Although I oppose the bid process for the provision of EMS, I'm looking forward to seeing the same kind of coverage from the Sentinel regarding the process that it devoted to investigating the golf course burger-flipping contract.

Full Disclosure: While I was a City employee, I participated in the development of specifications for equipment that were used to establish a sole source justification for purchase outside of a competitive bidding process. I believe that there are instances where this remains an appropriate activity, though in an age of increased emphasis on non-proprietary technologies and IP-based connectivity this need may be diminishing.

When I lived in Pittsburgh, I actively opposed efforts by municipal EMS agencies to have their respective municipalities designate them as essentially their "sole source" EMS provider. This would allow the designated agency to exercise control over non-emergency transportation in these areas, which was also pursued by numerous private ambulance services. Mesa County has roughly 10% of the population of the Pittsburgh area - the numbers for a strictly non-emergency ambulance don't stack up here like they did there.
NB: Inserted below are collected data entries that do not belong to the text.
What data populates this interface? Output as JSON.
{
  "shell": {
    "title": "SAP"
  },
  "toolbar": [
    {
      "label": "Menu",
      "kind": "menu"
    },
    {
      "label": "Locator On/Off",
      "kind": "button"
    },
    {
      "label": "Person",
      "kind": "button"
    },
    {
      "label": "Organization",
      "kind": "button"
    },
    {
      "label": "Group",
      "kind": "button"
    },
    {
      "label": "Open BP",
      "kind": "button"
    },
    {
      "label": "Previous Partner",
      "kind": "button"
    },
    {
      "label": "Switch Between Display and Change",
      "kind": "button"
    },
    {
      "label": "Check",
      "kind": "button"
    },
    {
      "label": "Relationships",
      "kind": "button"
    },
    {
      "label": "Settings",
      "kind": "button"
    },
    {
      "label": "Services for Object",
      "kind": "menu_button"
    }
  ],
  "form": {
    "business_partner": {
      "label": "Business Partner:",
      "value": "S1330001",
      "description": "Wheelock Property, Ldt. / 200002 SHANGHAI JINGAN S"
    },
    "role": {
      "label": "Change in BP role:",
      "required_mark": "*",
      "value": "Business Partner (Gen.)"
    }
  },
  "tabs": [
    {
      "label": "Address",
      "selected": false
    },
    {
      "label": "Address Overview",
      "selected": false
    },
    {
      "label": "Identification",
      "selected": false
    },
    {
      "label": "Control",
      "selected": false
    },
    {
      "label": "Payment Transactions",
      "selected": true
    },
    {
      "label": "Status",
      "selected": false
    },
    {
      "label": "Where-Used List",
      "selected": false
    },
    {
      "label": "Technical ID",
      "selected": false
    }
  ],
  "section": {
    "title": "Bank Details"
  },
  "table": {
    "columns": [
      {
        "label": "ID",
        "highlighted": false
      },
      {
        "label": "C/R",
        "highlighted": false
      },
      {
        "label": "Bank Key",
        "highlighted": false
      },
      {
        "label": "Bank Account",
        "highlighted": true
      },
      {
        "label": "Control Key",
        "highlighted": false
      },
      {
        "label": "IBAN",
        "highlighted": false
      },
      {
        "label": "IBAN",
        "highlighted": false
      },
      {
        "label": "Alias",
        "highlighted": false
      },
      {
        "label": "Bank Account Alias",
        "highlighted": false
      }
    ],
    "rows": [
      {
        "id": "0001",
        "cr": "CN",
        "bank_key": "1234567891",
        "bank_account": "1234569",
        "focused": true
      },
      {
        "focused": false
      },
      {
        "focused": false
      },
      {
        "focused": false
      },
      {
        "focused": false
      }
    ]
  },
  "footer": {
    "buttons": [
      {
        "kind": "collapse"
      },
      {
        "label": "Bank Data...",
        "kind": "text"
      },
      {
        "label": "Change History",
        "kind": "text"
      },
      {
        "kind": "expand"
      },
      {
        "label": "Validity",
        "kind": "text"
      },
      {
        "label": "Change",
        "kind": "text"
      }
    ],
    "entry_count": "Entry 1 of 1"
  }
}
It's indeed a fine line between providing comprehensive medical transportation services and unfairly restricting competition. That line has yet to be crossed in Grand Junction, and likely won't be for the foreseeable future. I hope that Council sees fit to continue the role of the Grand Junction Fire Department in providing these essential services.

Have a good week ahead.

1 comment:

Gene Kinsey said...


The principle involved here is honesty. Not whether EMS is more important than food service. It is not just about private vs public.

The city owns the golf courses. It would be within the power of the city council to simply announce the end of a contract and a change of direction to a city operation. It didn't do this. Rather, the manager and her department directors concocted a scheme to pretend a winning bid.

The question is: is the city staff and city manager honest? So far the evidence is not leading to a good conclusion.

If these people cannot be trusted to make good and honest decisions about contract procurement, how can they make good and honest decisions about EMS? Or, anything else?